Ben knew from the way Victoria’s gray eyes turned to ice that she didn’t agree. That’s when he realized that Victoria, adamant in her principles, probably wasn’t going to support his request to her aunts. Fortunately she didn’t have a chance to voice the disapproval currently darkening her eyes because Tillie called them to the table.
With a sigh, Ben forced his focus off his rescuer and rose, gripping the handmade crutch Jake had made. He hobbled to the kitchen table, smothering a moan as his whole body protested. To his chagrin, Victoria’s sisters and the two elderly ladies were already seated, leaving only two chairs unoccupied. When he sat beside Victoria, his arm brushed hers, creating a zip of electricity that made him even more tensely aware of her.
Everyone bowed their head as Margaret said grace. Once conversation flowed around them again Victoria leaned toward him.
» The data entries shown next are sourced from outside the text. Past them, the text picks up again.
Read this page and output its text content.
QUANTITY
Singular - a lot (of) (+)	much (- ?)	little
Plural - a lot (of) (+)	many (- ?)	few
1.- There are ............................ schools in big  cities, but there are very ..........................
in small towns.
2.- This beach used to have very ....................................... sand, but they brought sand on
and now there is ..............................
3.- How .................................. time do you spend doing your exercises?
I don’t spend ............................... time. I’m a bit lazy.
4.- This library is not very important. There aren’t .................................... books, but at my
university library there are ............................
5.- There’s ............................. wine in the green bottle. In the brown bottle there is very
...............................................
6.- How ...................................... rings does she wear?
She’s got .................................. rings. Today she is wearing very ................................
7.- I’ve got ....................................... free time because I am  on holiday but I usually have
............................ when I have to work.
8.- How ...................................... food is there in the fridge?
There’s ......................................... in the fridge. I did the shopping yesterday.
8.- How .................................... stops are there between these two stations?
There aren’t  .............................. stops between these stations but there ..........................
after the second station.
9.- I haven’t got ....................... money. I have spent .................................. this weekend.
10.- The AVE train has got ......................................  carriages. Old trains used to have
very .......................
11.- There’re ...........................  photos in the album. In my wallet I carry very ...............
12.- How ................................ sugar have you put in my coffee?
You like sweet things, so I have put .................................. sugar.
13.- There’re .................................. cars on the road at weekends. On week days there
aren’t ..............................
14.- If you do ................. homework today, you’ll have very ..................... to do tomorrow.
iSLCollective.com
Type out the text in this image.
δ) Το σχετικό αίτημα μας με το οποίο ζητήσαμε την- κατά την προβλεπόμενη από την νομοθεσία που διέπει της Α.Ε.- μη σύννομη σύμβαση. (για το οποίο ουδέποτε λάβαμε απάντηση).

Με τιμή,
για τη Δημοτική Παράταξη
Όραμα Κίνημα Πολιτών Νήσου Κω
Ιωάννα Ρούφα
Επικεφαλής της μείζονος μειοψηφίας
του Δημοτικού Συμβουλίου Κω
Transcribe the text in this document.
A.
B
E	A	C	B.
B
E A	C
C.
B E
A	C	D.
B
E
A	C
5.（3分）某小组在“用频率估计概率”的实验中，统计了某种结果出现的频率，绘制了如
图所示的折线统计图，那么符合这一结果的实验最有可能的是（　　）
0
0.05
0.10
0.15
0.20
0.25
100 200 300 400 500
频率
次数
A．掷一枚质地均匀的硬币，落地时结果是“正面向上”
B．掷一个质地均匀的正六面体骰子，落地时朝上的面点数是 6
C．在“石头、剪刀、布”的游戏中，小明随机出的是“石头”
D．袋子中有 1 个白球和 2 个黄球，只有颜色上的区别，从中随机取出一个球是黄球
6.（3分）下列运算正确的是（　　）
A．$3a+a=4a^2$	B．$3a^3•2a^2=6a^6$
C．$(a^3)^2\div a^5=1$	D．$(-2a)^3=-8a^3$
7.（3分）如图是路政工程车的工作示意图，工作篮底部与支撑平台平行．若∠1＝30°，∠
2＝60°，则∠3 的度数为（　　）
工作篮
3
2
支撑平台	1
“It won’t make you less of a soldier to swallow a second painkiller, Major,” she whispered. She poured him a glass of water then nodded at a small white pill sitting next to his knife.
Ben craved relief from the twinges that plagued him so he swallowed the tablet, hoping it wouldn’t totally dull his senses because he had a hunch he was going to need his wits about him where this strong woman was concerned.
And yet, there was something else about Victoria—a vulnerability? Silly to say that about a woman who scaled mountains and rescued people. Yet Ben glimpsed a certain wistfulness in the tender brush of her hand against Mikey’s head and the gentle way she teased him. Both belied a soft heart underneath the tough exterior she projected. He liked her pluck.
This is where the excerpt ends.